10-05-2026
Moved to Ubuntu from Manjaro
Yesterday, my computer broke. It wouldn't start. The night before, I went to sleep with a build running, and then in the morning I couldn't log in anymore. When I restarted my computer, it wouldn't boot into any OS after that. I opened up my computer and gave it a clean and rattle, and it turned on afterwards. But I couldn't boot to Manjaro anymore for some reason. The rEFInd bootloader didn't find Manjaro as a boot option. The linux disk seemed to be not bootable anymore. I very quickly gave up on salvaging the Linux installation; it's one of those thing I wasn't planning to do yesterday morning.
As much as I loved rolling updates, the always latest applications & utilities, it did not take long for me to give up on the Manjaro installation on my computer.

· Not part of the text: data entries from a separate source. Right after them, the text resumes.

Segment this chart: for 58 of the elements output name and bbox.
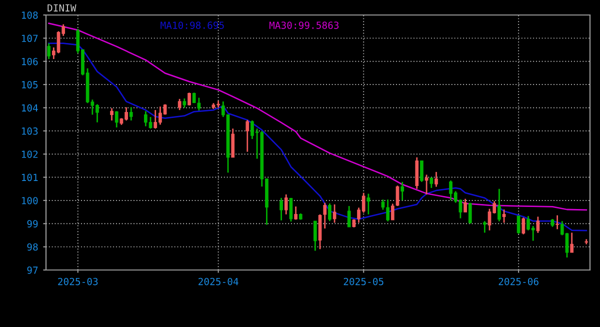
y-tick-label: 100 (22, 196, 38, 204)
y-tick-label: 105 (22, 81, 38, 88)
text: MA10:98.695 (160, 22, 224, 29)
candlestick (332, 204, 336, 224)
candlestick (584, 238, 588, 245)
candlestick (280, 197, 283, 222)
candlestick (182, 98, 186, 108)
candlestick (570, 232, 574, 254)
candlestick (284, 194, 288, 216)
candlestick (430, 177, 434, 189)
line-series (48, 22, 588, 211)
candlestick (482, 220, 486, 234)
y-tick-label: 104 (22, 104, 38, 112)
y-tick-label: 97 (27, 266, 38, 274)
x-tick-label: 2025-06 (498, 278, 538, 286)
candlestick (400, 181, 404, 201)
candlestick (313, 220, 317, 252)
candlestick (464, 198, 467, 213)
y-tick-label: 102 (22, 150, 38, 158)
x-tick-label: 2025-03 (58, 278, 98, 286)
candlestick (498, 188, 501, 222)
chart-title: DINIW (48, 4, 76, 12)
y-tick-label: 106 (22, 58, 38, 66)
candlestick (420, 160, 424, 183)
x-tick-label: 2025-04 (198, 278, 238, 286)
candlestick (434, 171, 438, 188)
candlestick (390, 203, 394, 221)
candlestick (328, 202, 332, 222)
candlestick (294, 206, 298, 220)
candlestick (468, 202, 472, 224)
candlestick (178, 98, 182, 111)
candlestick (536, 216, 540, 234)
y-tick-label: 103 (22, 127, 38, 135)
candlestick (522, 216, 526, 235)
y-tick-label: 107 (22, 34, 38, 42)
candlestick (381, 198, 385, 210)
candlestick (502, 208, 506, 224)
candlestick (556, 214, 559, 230)
candlestick (114, 110, 118, 128)
candlestick (110, 107, 114, 122)
text: MA30:99.5863 (269, 22, 339, 29)
y-tick-label: 101 (22, 174, 38, 182)
candlestick (289, 197, 293, 222)
candlestick (424, 174, 428, 196)
y-tick-label: 98 (27, 243, 38, 251)
candlestick (129, 106, 133, 122)
candlestick (47, 42, 51, 60)
y-tick-label: 108 (22, 12, 38, 19)
y-tick-label: 99 (27, 220, 38, 228)
x-tick-label: 2025-05 (344, 278, 384, 286)
candlestick (386, 198, 390, 222)
candlestick (347, 205, 351, 228)
candlestick (231, 128, 235, 158)
candlestick (323, 202, 327, 230)
candlestick (516, 215, 520, 235)
candlestick (366, 193, 370, 216)
candlestick (246, 119, 250, 152)
candlestick (188, 92, 191, 106)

I did not investigate why the linux installation broke. Maybe it was completely unrelated to Manjaro. But I realised why I loved my MacBook so much that I use for work. As someone who is primarily effective on a UNIX-like machine, I didn't want to spend my valuable Saturday fixing the computer so that I can get some work done after. I needed something reliable and with enough community support that the distribution doesn't go stale. So I installed Ubunbtu. I was up and running in an hour, with all my Dotfiles etc.already on Github. And with package managers such as asdf and apt, it didn't take long for me to salvage my morning. I got to work.
I don't know how stable Ubuntu desktop is, I haven't used Ubuntu Desktop in a long time, but the experience so far have been pleasant. For a moment I thought of playing around with installing NixOS; I did try it out a couple of years back before I went to Manjaro linux. But, it seemed daunting to learn an entirely new system to work with, specially when it is my secondary daily driver. Not sure if this is a reflection of me getting old, or is it maturity in realising what is important. It I was younger, I would jump to NixOS. But now I just want a simple workstation, that runs linux, has a nice desktop, so that I can actually do the things I want to do.
I am very good at "bike shedding", I do it instinctively, almost all the time; if there is anything for me to learn from Umeshisms, it is to not succumb to the lower order bits.